The 2021 Raptor crisis is particularly worth understanding. It reveals that even after SpaceX had become a credible, NASA-contracted launch provider, the company's survival was still contingent on executing a single, extraordinarily complex engineering program on schedule. The margin for error at the frontier of aerospace is razor-thin — and the same engineering-first, production-rate-obsessed culture that pulled SpaceX through that crisis is the same culture Musk has repeatedly tried to instill at Tesla's Gigafactories.
For those following our SpaceX coverage, this discussion also reframes the current Starship program. Every successful Starship flight today is built on the foundation of two near-misses that most of the public never fully registered when they happened.
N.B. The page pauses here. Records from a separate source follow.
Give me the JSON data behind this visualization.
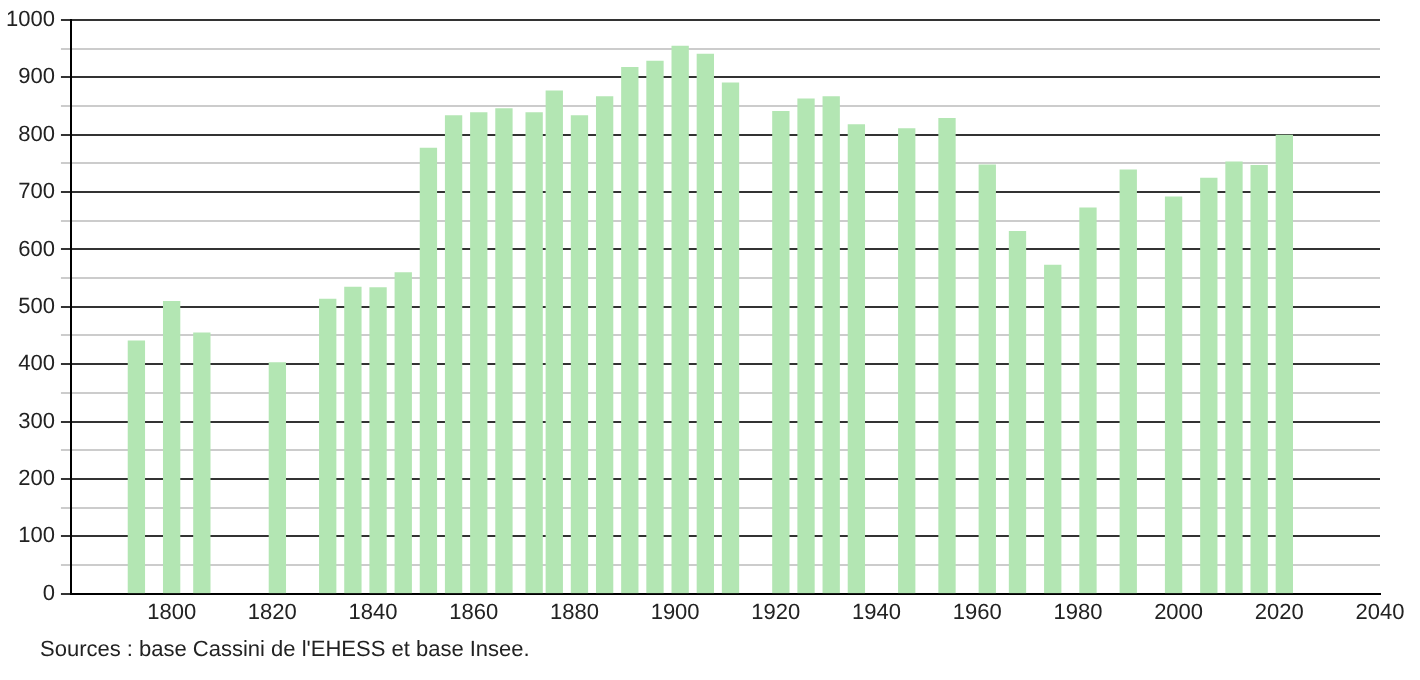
{
  "chart_data": {
    "type": "bar",
    "x": [
      1793,
      1800,
      1806,
      1821,
      1831,
      1836,
      1841,
      1846,
      1851,
      1856,
      1861,
      1866,
      1872,
      1876,
      1881,
      1886,
      1891,
      1896,
      1901,
      1906,
      1911,
      1921,
      1926,
      1931,
      1936,
      1946,
      1954,
      1962,
      1968,
      1975,
      1982,
      1990,
      1999,
      2006,
      2011,
      2016,
      2021
    ],
    "values": [
      440,
      509,
      454,
      402,
      513,
      534,
      533,
      559,
      776,
      833,
      838,
      845,
      838,
      876,
      833,
      866,
      917,
      928,
      954,
      940,
      890,
      840,
      862,
      866,
      817,
      810,
      828,
      747,
      631,
      572,
      672,
      738,
      691,
      724,
      752,
      746,
      799
    ],
    "color": "#b3e6b3",
    "xlim": [
      1780,
      2040
    ],
    "xticks": [
      {
        "value": 1780,
        "label": null
      },
      1800,
      1820,
      1840,
      1860,
      1880,
      1900,
      1920,
      1940,
      1960,
      1980,
      2000,
      2020,
      2040
    ],
    "ylim": [
      0,
      1000
    ],
    "yticks": [
      0,
      {
        "value": 50,
        "label": null
      },
      100,
      {
        "value": 150,
        "label": null
      },
      200,
      {
        "value": 250,
        "label": null
      },
      300,
      {
        "value": 350,
        "label": null
      },
      400,
      {
        "value": 450,
        "label": null
      },
      500,
      {
        "value": 550,
        "label": null
      },
      600,
      {
        "value": 650,
        "label": null
      },
      700,
      {
        "value": 750,
        "label": null
      },
      800,
      {
        "value": 850,
        "label": null
      },
      900,
      {
        "value": 950,
        "label": null
      },
      1000
    ],
    "grid": "y",
    "annotations": [
      "Sources : base Cassini de l'EHESS et base Insee."
    ]
  }
}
The company that is now routinely catching Super Heavy boosters with mechanical arms came within a single rocket launch — and a single production memo — of never reaching this point at all.
📰 Deep Dive
What makes Musk's framing notable is the phrasing: two other times, out of three total. That implies there is a third near-bankruptcy event that has been discussed separately — likely the well-documented 2008 crisis being counted as the first, with the 2021 Raptor memo representing the second, and a third event that may relate to the early Starlink deployment period or another internal crisis not yet fully public. The exact sequencing Musk uses matters, and it suggests there may be more detail in the original discussion worth examining closely.
The 2008 survival story has become something of a founding myth in Silicon Valley — the fourth launch as a metaphor for perseverance. But the 2021 memo is a different kind of story. It is a warning issued from inside a company that had already proven it could reach orbit, already won NASA contracts, and was already launching astronauts. The fact that even that version of SpaceX was one bad production quarter away from insolvency is a sobering data point about the economics of building at the frontier of space technology.
For Tesla owners and investors watching Musk's portfolio of companies, the pattern is consistent: Musk has repeatedly placed his companies in positions of existential risk in pursuit of ambitious timelines, and has — so far — navigated out of each crisis through a combination of engineering execution, personal capital deployment, and well-timed external contracts. Whether that pattern holds as the scale of ambition continues to grow is the central question surrounding every company he leads.